Saya pernah mencoba beberapa kali mencicipi sirih pinang. Rasanya ... wah... luar bisa tidak enaknya saat pertama kali masuk ke dalam mulut.. tapi lama kelamaan setelah dikunyah berlama-lama .... enak juga .. walaupun agak sepat di lidah. Dan makanan penutupnya yakni tembakau .. puih... pedes plus pahit saat dikunyah dan dhisap airnya ... pingin cepat-cepat dikeluarin dari mulut.
Ada satu hal membuat saya kagum terkait dengan sirih pinang ini , yaitu : saking lengketnya orang sabu dan sirih pinang , sampai - sampai dimasukan ke dalam salah satu unsur dari barang bawaan pada saat prosesi "Masuk Minta " ( meminang gadis ).
Itulah sebagian ciri khas orang sabu yang unik namun kental dengan warisan budaya dan tradisi.

.: Kumpul keluarga.. Nilai kebersamaan yang patut dipertahankan


Hari ini , saat aku membuka blog ku , rada bingung juga mau nulis apa tentang Sabu . Tapi seketika terbersit di memori ku tentang budaya kebersamaan yang cukup kuat di kalangan Masyarakat Sabu takala menghadapi sebuah hajatan atau acara yang nota bene membutuhkan resources baik itu dari sisi pendanaan maupun tenaga dan pikiran.

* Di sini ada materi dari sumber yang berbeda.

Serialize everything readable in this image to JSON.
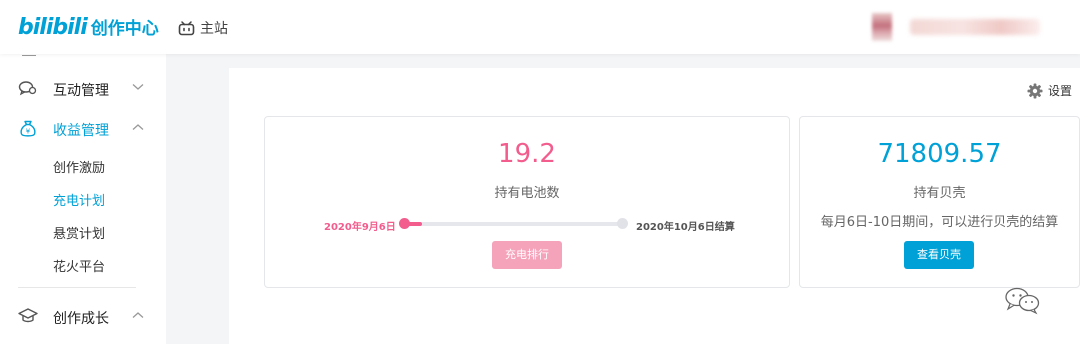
{
  "header": {
    "brand": "bilibili",
    "brand_sub": "创作中心",
    "home_label": "主站",
    "home_icon": "tv-icon"
  },
  "sidebar": {
    "groups": [
      {
        "label": "互动管理",
        "icon": "chat-bubble-icon",
        "expanded": false,
        "active": false
      },
      {
        "label": "收益管理",
        "icon": "money-bag-icon",
        "expanded": true,
        "active": true,
        "items": [
          {
            "label": "创作激励",
            "active": false
          },
          {
            "label": "充电计划",
            "active": true
          },
          {
            "label": "悬赏计划",
            "active": false
          },
          {
            "label": "花火平台",
            "active": false
          }
        ]
      },
      {
        "label": "创作成长",
        "icon": "graduation-cap-icon",
        "expanded": true,
        "active": false
      }
    ]
  },
  "main": {
    "settings_label": "设置",
    "battery_card": {
      "value": "19.2",
      "label": "持有电池数",
      "period_start": "2020年9月6日",
      "period_end": "2020年10月6日结算",
      "progress": 0.08,
      "button_label": "充电排行"
    },
    "shell_card": {
      "value": "71809.57",
      "label": "持有贝壳",
      "note": "每月6日-10日期间，可以进行贝壳的结算",
      "button_label": "查看贝壳"
    }
  },
  "colors": {
    "brand_blue": "#00a1d6",
    "accent_pink": "#f25d8e",
    "button_pink": "#f5a3ba",
    "page_bg": "#f4f5f7"
  }
}
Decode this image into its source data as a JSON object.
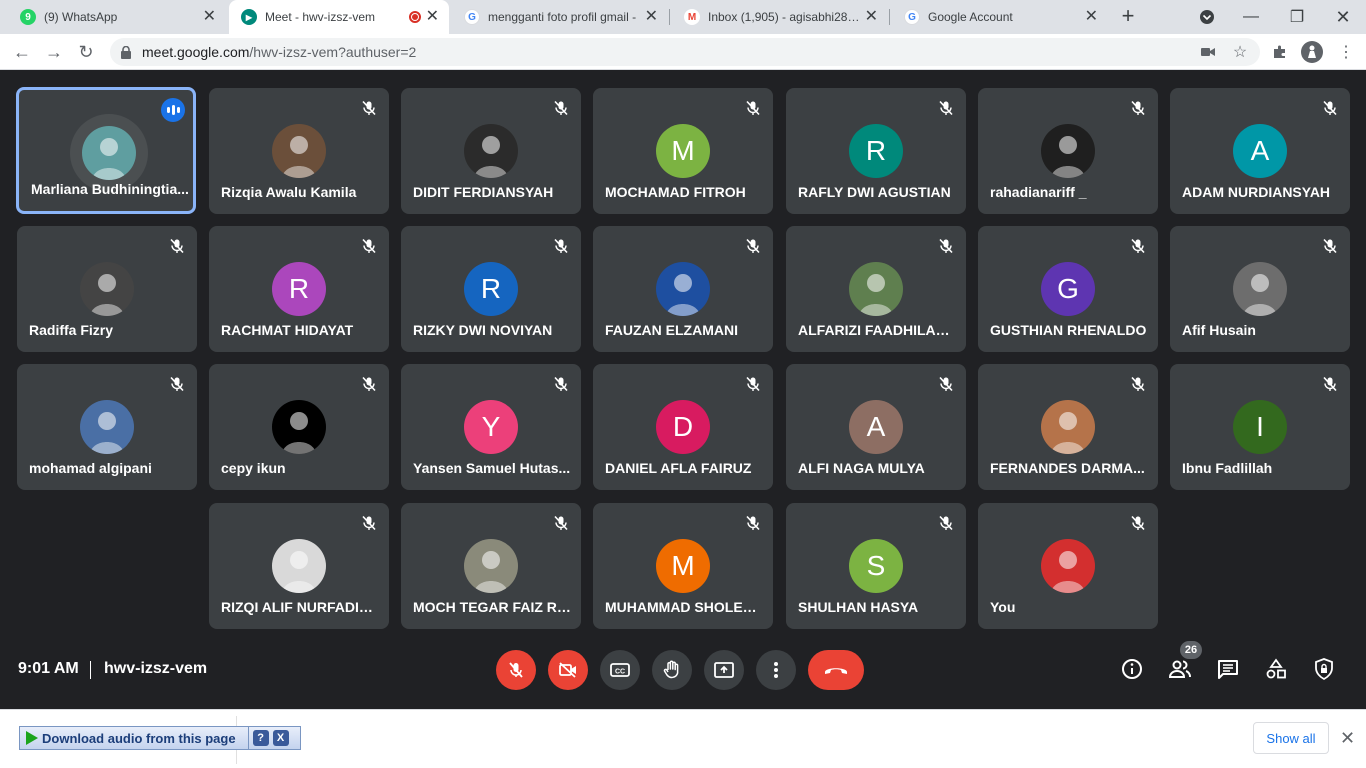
{
  "browser": {
    "tabs": [
      {
        "label": "(9) WhatsApp",
        "icon": "whatsapp-icon",
        "color": "#25d366",
        "glyph": "9"
      },
      {
        "label": "Meet - hwv-izsz-vem",
        "icon": "google-meet-icon",
        "color": "#00897b",
        "glyph": "▶"
      },
      {
        "label": "mengganti foto profil gmail -",
        "icon": "google-icon",
        "color": "#4285f4",
        "glyph": "G"
      },
      {
        "label": "Inbox (1,905) - agisabhi28@...",
        "icon": "gmail-icon",
        "color": "#ea4335",
        "glyph": "M"
      },
      {
        "label": "Google Account",
        "icon": "google-icon",
        "color": "#4285f4",
        "glyph": "G"
      }
    ],
    "url_host": "meet.google.com",
    "url_path": "/hwv-izsz-vem?authuser=2"
  },
  "participants": [
    {
      "name": "Marliana Budhiningtia...",
      "initial": "",
      "color": "#5f9ea0",
      "photo": true,
      "speaking": true
    },
    {
      "name": "Rizqia Awalu Kamila",
      "initial": "",
      "color": "#6b4f3a",
      "photo": true
    },
    {
      "name": "DIDIT FERDIANSYAH",
      "initial": "",
      "color": "#2b2b2b",
      "photo": true
    },
    {
      "name": "MOCHAMAD FITROH",
      "initial": "M",
      "color": "#7cb342"
    },
    {
      "name": "RAFLY DWI AGUSTIAN",
      "initial": "R",
      "color": "#00897b"
    },
    {
      "name": "rahadianariff _",
      "initial": "",
      "color": "#1f1f1f",
      "photo": true
    },
    {
      "name": "ADAM NURDIANSYAH",
      "initial": "A",
      "color": "#0097a7"
    },
    {
      "name": "Radiffa Fizry",
      "initial": "",
      "color": "#444444",
      "photo": true
    },
    {
      "name": "RACHMAT HIDAYAT",
      "initial": "R",
      "color": "#ab47bc"
    },
    {
      "name": "RIZKY DWI NOVIYAN",
      "initial": "R",
      "color": "#1565c0"
    },
    {
      "name": "FAUZAN ELZAMANI",
      "initial": "",
      "color": "#1e4fa0",
      "photo": true
    },
    {
      "name": "ALFARIZI FAADHILAH ...",
      "initial": "",
      "color": "#5f7f4f",
      "photo": true
    },
    {
      "name": "GUSTHIAN RHENALDO",
      "initial": "G",
      "color": "#5e35b1"
    },
    {
      "name": "Afif Husain",
      "initial": "",
      "color": "#6d6d6d",
      "photo": true
    },
    {
      "name": "mohamad algipani",
      "initial": "",
      "color": "#4a6fa5",
      "photo": true
    },
    {
      "name": "cepy ikun",
      "initial": "",
      "color": "#000000",
      "photo": true
    },
    {
      "name": "Yansen Samuel Hutas...",
      "initial": "Y",
      "color": "#ec407a"
    },
    {
      "name": "DANIEL AFLA FAIRUZ",
      "initial": "D",
      "color": "#d81b60"
    },
    {
      "name": "ALFI NAGA MULYA",
      "initial": "A",
      "color": "#8d6e63"
    },
    {
      "name": "FERNANDES DARMA...",
      "initial": "",
      "color": "#b5734a",
      "photo": true
    },
    {
      "name": "Ibnu Fadlillah",
      "initial": "I",
      "color": "#33691e"
    },
    {
      "name": "RIZQI ALIF NURFADILL...",
      "initial": "",
      "color": "#d9d9d9",
      "photo": true
    },
    {
      "name": "MOCH TEGAR FAIZ RI...",
      "initial": "",
      "color": "#8a8a7a",
      "photo": true
    },
    {
      "name": "MUHAMMAD SHOLEH...",
      "initial": "M",
      "color": "#ef6c00"
    },
    {
      "name": "SHULHAN HASYA",
      "initial": "S",
      "color": "#7cb342"
    },
    {
      "name": "You",
      "initial": "",
      "color": "#d32f2f",
      "photo": true
    }
  ],
  "meeting": {
    "time": "9:01 AM",
    "code": "hwv-izsz-vem",
    "participant_count": "26"
  },
  "download_shelf": {
    "extension_label": "Download audio from this page",
    "help": "?",
    "close": "X",
    "show_all": "Show all"
  }
}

Ikatan kekerabatan yang kental membuat semua hal yang berkaitan dengan persiapan dan perencanaan bisa diselesaikan bersama hanya dalam tempo yang singkat dan tanpa prosedur yang berbelit - belit . Salah satu bentuk ikatan kekerabatan itu diwujudkan dalam bentuk pertemuan yang biasa disebut sebagai " Kumpul Keluarga ".

Menurut apa yang pernah saya alami sendiri yakni ketika ada suatu perhelatan / acara yang akan digelar oleh salah satu keluarga , maka sebelunya pihak keluarga harus mengundang semua keluarganya baik yang dekat menurut silsilah ataupun yang sudah agak jauh untuk membicarakan persiapan perhelatan tersebut. Umumnya hal ini dilakukan dengan tidak memandang strata sosial keluarga "Tuan Rumah" , apakah miskin / kaya , lebih tua / muda , sabu asli atau sudah campuran , dan sebagainya. Yang terpenting di sini semua bisa merasakan apa yang sedang dihadapi oleh keluarga dan pada akhirnya semua bisa memberikan kontribusi nyata kepada Tuan Rumah baik itu dari sisi Dana ( aksi pengumpulan uang ) atau juga pembagian tugas / kerja terkait kelancaran perhelatan.
Dan disaat hari - H nanti , tanpa menunggu komando / perintah semua tugas yang telah diserahkan kepada masing-masing pihak akan dilakukan dengan penuh tanggung jawab , karena mereka tidak ingin mempermalukan "Tuan Rumah " di depan tamu-tamu yang diundang.
Itula sekilas tentang budaya " Kumpul Keluarga " yang masih terjaga sampai sekarang. Semoga budaya ini ini tetap terjaga untuk mempererat kebersamaan dan kekeluargaan.